« Chez nous, bernique, on pouvait que s’inscrire à un parti politique, se faire Bidautiste ou Mollésien, Plévéniste ou Thorésien, Jemenfoutiste ou Gaullien, monter à l’assaut des bistrots, et proclamer bien haut qu’on l’avait été jusqu’à la gauche, opposant du Frisé, vaillant guerrier de l’ombre, auditeur de l’abbé baissé à en avoir mal aux feuilles à force de se la cogner quotidiennement dans les trompes, la moulinette brouilleuse des Chleus. En ce temps-là, le général s’était pas encore déniché des cousins germains, et c’est dommage dans un sens parce que ç’aurait pu aplanir plus tôt, sans infusion de sang ! Hitler l’aurait su à temps qu’on était de la même family, eux, les tronches carrées, et nous, les tronches vides, qu’il s’y serait pris autrement pour nous empaqueter. Au lieu de passer par Sedan, il sautait directo le Channel. Il se sucrait la grande Albion facile. Churchill devenait Pétain et la Gestapo prenait ses quartiers d’hiver à Glace-Glove. Nous autres, on laissait manœuvrer les cousins, puisque de toute manière nos munitions, on pouvait que les balancer avec un lance-pierres, les fusils n’étant pas du même calibre ! Enfin, c’est fait, c’est fait ! Mais j’en reviens à moi, après le grand malentendu. Pétant d’impatience, me voilà chez les Sénégalais. Seul Blanc dans une chambrée. Je me sentais vraiment pâle. D’autant plus que les amis Y a bon Banania en tâtaient. Dès la première nuit les plus téméraires ont voulu me passer au Miror. Des hardis, dessalés, avec une impétuosité bien formidable : ils se gavaient de piment, les traîtres ! Quand j’ai vu un grand méchant se couler sur mon bat-flanc pour me le faire à la frissonnante j’ai chopé le hoquet. J’arrivais de ma brousse avec des illusions et des virginités de partout. Je savais de la vie que ce que j’en avais lu dans Rustica, le seul journal qu’on lisasse chez nous !
« Ça aide pour les semis de printemps, mais y a jamais eu là-dedans des rubriques pour expliquer ce que c’est que le style pédoque et comment t’est-ce qu’on doit s’en défendre. Mon enamouré, je pigeais pas tout de suite quoi t’est-ce qu’il cherchait. Sa tendresse, je la prenais pour de l’amitié, ça me flattait d’inspirer un caporal. Car il était caporal, Bambouli-Bamboula. Il aurait su écrire, il aurait pris de l’avancement avec ses performances in door ! Seulement il ne faisait que des croix. Ses rapports, on aurait dit le plan du Père-Lachaise ! Quand, brusquement, j’ai constaté ses signes estérieurs de richesse, j’ai pigé qu’il y avait du durcissement dans nos relations.
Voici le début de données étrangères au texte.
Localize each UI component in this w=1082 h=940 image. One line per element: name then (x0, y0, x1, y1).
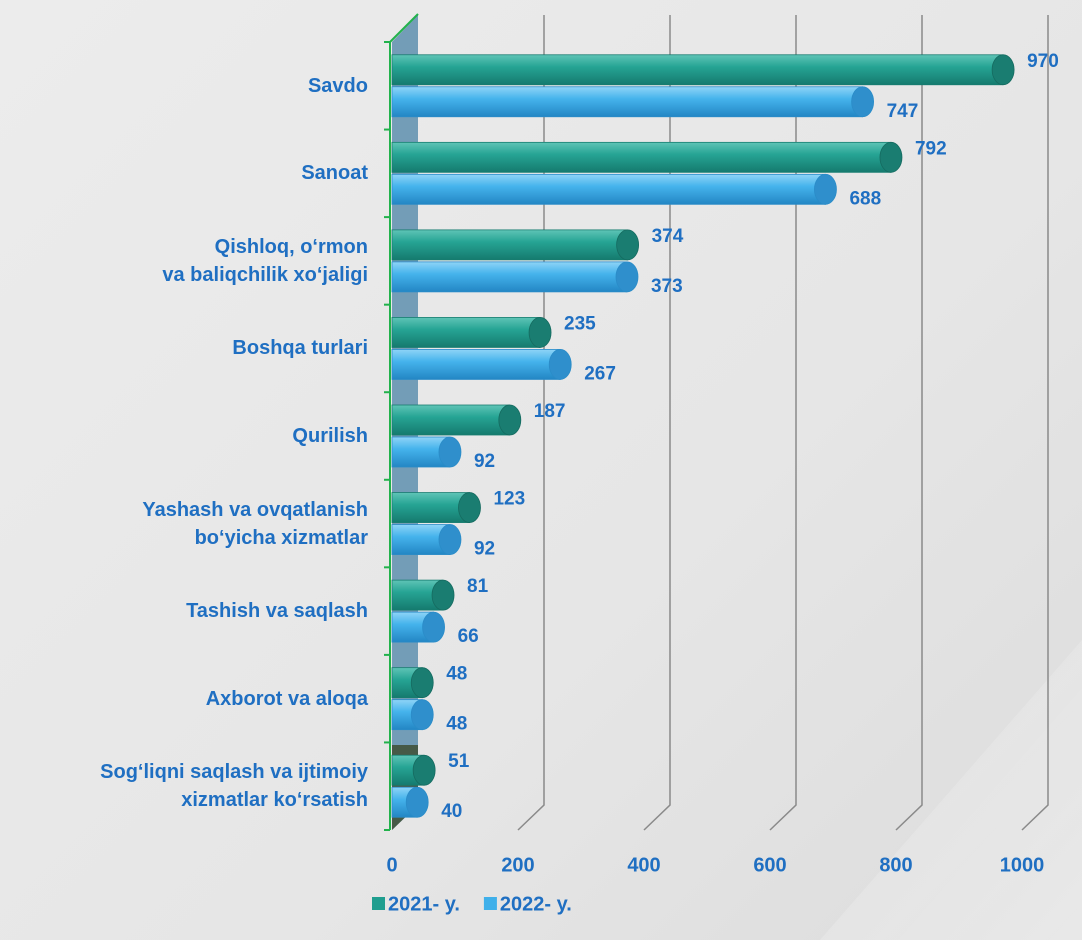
value-label: 48 (446, 714, 467, 735)
bar (391, 492, 470, 523)
x-tick-label: 400 (627, 854, 660, 876)
y-tick-label: Qurilish (292, 425, 368, 447)
value-label: 66 (458, 626, 479, 647)
bar-cap (438, 436, 462, 468)
bar-cap (412, 754, 436, 786)
bar (391, 54, 1004, 86)
y-tick-label: Axborot va aloqa (205, 687, 368, 710)
value-label: 123 (493, 489, 525, 510)
value-label: 747 (887, 101, 919, 122)
y-tick-label: Sog‘liqni saqlash va ijtimoiy xizmatlar … (100, 761, 368, 812)
grid-line (643, 15, 671, 831)
bar-cap (615, 261, 639, 293)
bar-cap (431, 579, 455, 611)
bar-cap (616, 229, 640, 261)
bar (391, 404, 511, 436)
value-label: 48 (446, 664, 467, 685)
value-label: 51 (448, 751, 470, 772)
bar (391, 317, 541, 348)
bar (391, 261, 628, 293)
bar-cap (879, 141, 903, 173)
y-tick-label: Qishloq, o‘rmon va baliqchilik xo‘jaligi (162, 235, 368, 286)
bar (391, 349, 561, 380)
y-tick-label: Tashish va saqlash (186, 600, 368, 623)
legend-label: 2021- y. (388, 893, 460, 915)
bar-cap (498, 404, 522, 436)
value-label: 187 (534, 401, 566, 422)
bar (391, 86, 864, 118)
value-label: 373 (651, 276, 683, 297)
value-label: 267 (584, 363, 616, 384)
grid-line (517, 15, 545, 831)
legend-swatch (483, 897, 497, 910)
y-tick-label: Yashash va ovqatlanish bo‘yicha xizmatla… (142, 498, 368, 549)
value-label: 92 (474, 451, 495, 472)
bar-cap (528, 317, 552, 348)
grid-line (895, 15, 923, 831)
value-label: 40 (441, 801, 462, 822)
x-tick-label: 200 (501, 854, 534, 876)
value-label: 970 (1027, 51, 1059, 72)
legend-swatch (372, 897, 385, 910)
value-label: 792 (915, 138, 947, 159)
bar-cap (458, 492, 481, 523)
background-sheen (820, 640, 1082, 940)
bar (391, 173, 826, 205)
y-tick-label: Sanoat (301, 162, 368, 185)
grid-line (1021, 15, 1049, 831)
grid-line (769, 15, 797, 831)
y-tick-label: Savdo (307, 74, 368, 97)
bar-cap (991, 54, 1015, 86)
value-label: 688 (849, 188, 881, 209)
y-tick-label: Boshqa turlari (232, 337, 368, 360)
bar-cap (410, 667, 434, 699)
axis-line-top (389, 13, 419, 43)
bar-cap (410, 699, 434, 731)
value-label: 92 (474, 539, 495, 560)
x-tick-label: 1000 (1000, 854, 1045, 876)
legend-label: 2022- y. (500, 893, 572, 915)
bar-cap (405, 786, 429, 818)
bar (391, 229, 629, 261)
bar-cap (422, 611, 445, 643)
value-label: 374 (652, 226, 684, 247)
bar-cap (851, 86, 875, 118)
value-label: 81 (467, 576, 489, 597)
x-tick-label: 800 (879, 854, 912, 876)
bar-cap (548, 349, 572, 380)
bar (391, 141, 892, 173)
bar-cap (814, 173, 837, 205)
x-tick-label: 600 (753, 854, 786, 876)
bar-cap (438, 524, 462, 555)
value-label: 235 (564, 313, 596, 334)
x-tick-label: 0 (386, 854, 397, 876)
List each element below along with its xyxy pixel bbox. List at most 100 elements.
J’ai eu les jetons et je m’ai enfui chez l’adjudant qu’était un grand blond alsacien à l’accent choucrouteux. Herckmann, il s’appelait. Un costaud, avec pas de lèvres et des yeux presque blancs à force d’être bleus. Je lui bonnis ma mésaventure. “Ah le sagouin !” il s’écrie. Et le v’là dans la chambrée, à hurler qu’il va faire casser Bambouli. Le casser, ça devait pas être difficult à ce moment-là. Bambouli a rechigné. Baissé la tête, baissé pavillon et le reste. Y a que la jambe de son pyjama qu’il a remontée. Une fois que ç’a été en ordre, Herckmann me dit : “Mon petit gars, faut pas rester avec ces grands vilains, viens avec moi”.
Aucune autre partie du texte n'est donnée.